カンボジアとの国境地帯に位置するこの省。1976年、ビンロン(平隆/Bình Long)省・フオックロン(福隆/Phước Long)省・そしてビンズオン省合併し、その後ビンズオン省が1996年に分割されたことで合成地名として現在の省になった。

しかしながら、この省にはある悩みがあった。
それは、ビンズオンほどではないにせよ表記揺れが激しいことである。第一に漢字文化圏なのに意地でもアルファベットを使ってその上で同音(近音)異義語を発音で分けたいという凝r…
ちょっとかっとなってしまった。反省している。

それはそれとして、まず「ビン(Bình)=平」というのは、おそらく越南的見聞のトップページを見てくれれば察しが付くだろう。平定・平陽・平順と合わせて「四平」と呼ぶ人はおそらくいない[1]だろうが、まあチュノムとクオック・グーの対応がある程度分ければなんとなく察しが付くだろう。

問題は「福(Phước)」のほうである。ベトナム南部であるこの省は「ビンフオック」と日本では通常音訳されるが、この反対側、ハノイ近郊に永福Vĩng Phùcがある。この省は、日本ではヴィンフック省と音訳される。
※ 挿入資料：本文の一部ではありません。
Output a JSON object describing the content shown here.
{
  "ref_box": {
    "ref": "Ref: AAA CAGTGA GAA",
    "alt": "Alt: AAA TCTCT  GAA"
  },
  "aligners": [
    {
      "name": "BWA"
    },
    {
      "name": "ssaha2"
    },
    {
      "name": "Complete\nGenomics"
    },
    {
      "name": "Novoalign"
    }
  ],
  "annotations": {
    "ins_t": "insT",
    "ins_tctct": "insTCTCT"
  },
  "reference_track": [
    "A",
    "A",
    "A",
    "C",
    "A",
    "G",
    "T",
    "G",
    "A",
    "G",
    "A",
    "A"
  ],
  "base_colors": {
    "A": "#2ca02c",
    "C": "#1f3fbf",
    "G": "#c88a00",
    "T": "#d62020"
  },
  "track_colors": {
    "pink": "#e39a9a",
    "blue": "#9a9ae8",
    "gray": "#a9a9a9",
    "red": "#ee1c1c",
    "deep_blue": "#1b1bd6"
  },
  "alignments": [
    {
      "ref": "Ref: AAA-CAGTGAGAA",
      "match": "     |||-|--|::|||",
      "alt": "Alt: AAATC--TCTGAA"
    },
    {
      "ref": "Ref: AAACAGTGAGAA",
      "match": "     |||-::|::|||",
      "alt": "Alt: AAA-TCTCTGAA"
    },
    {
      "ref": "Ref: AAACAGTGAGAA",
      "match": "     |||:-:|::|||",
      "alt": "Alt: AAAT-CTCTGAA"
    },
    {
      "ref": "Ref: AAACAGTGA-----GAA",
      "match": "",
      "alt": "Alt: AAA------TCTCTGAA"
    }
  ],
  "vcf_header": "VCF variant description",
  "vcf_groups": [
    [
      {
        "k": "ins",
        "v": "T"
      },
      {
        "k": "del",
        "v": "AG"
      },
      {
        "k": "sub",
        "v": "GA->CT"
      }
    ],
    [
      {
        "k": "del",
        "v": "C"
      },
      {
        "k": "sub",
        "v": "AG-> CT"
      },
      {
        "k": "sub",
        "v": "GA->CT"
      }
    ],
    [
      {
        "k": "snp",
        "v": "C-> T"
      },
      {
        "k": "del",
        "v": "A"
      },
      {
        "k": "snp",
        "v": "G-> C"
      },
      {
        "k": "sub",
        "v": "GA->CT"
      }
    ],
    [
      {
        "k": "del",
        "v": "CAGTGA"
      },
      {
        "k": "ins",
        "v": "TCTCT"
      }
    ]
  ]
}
「Phước」と「Phùc」の違いについては、ベトナム語の情報でもあまり詳しくは分からないが(流し読みしかできなかったが)、おそらく南北に離れていることから、方言の差であろう。

だが、ビンズオンで話した通り、なぜか時折真ん中の「オ」が飛ぶことが多く、福省が「ビンフック」になってしまうことが多々見受けられる。さらに、福省もまた、「B」と「V」の混同からか「ビンフック」になることがある。さあ大変だ。

今はまだ南北の都市は心理的にも離れているからまだいい。もし、経済発展で南北がもっと密接な存在になった場合[2]福省に行こうとして間違えて福省に行ってしまう危険性があるのではないか。大阪の福島に行こうとして間違えて東北の福島に行ってしまう以上の悲惨さだ。
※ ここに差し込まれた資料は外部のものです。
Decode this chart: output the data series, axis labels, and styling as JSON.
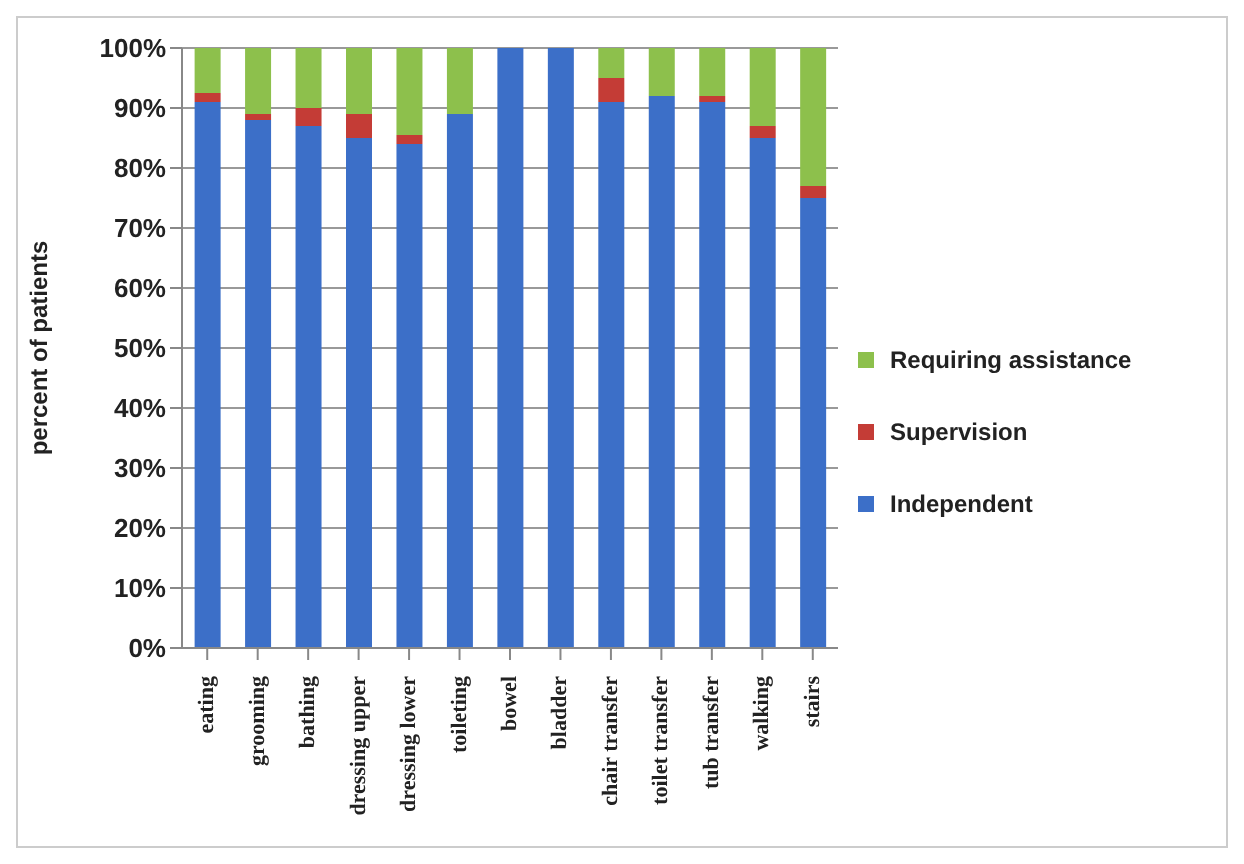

…だが、VIETJO先生でさえ福省に「ビンフック省」表記を使っている(福省は「ビンフオック省」表記)。幸い、記事では「北部紅河デルタ地方ビンフック省人民委員会は~」のように、地域名を付けているようだ(参考)。しかしながら、南部ビンフック省なんて表記もまあまあ見られる(多くは北部を指しているようだが…)。まあ、クオック・グーであればちゃんと見わけは付くんですが、やっぱり漢字のほうが便利と言える最たる例ではないだろうか。

脚注

  1. 平福省と平陽省は隣接しており、かつてはソンベ省(Sông Bé / 瀧閉)という一つの省だった時代もある。もしかしたら、この2省で「二平(
    Hai Bình)/両平(lạng Bình または lưỡng Bình)」と呼ぶ需要はあるのかもしれない。だが、それ以外の2省はやや、というかかなり離れている。
  2. とはいえ、距離は1700km以上離れている。札幌と博多ほどではないにせよ、時速360kmでかっ飛ばしても5時間近くはかかる。飛行機なら2時間くらいらしいですがね。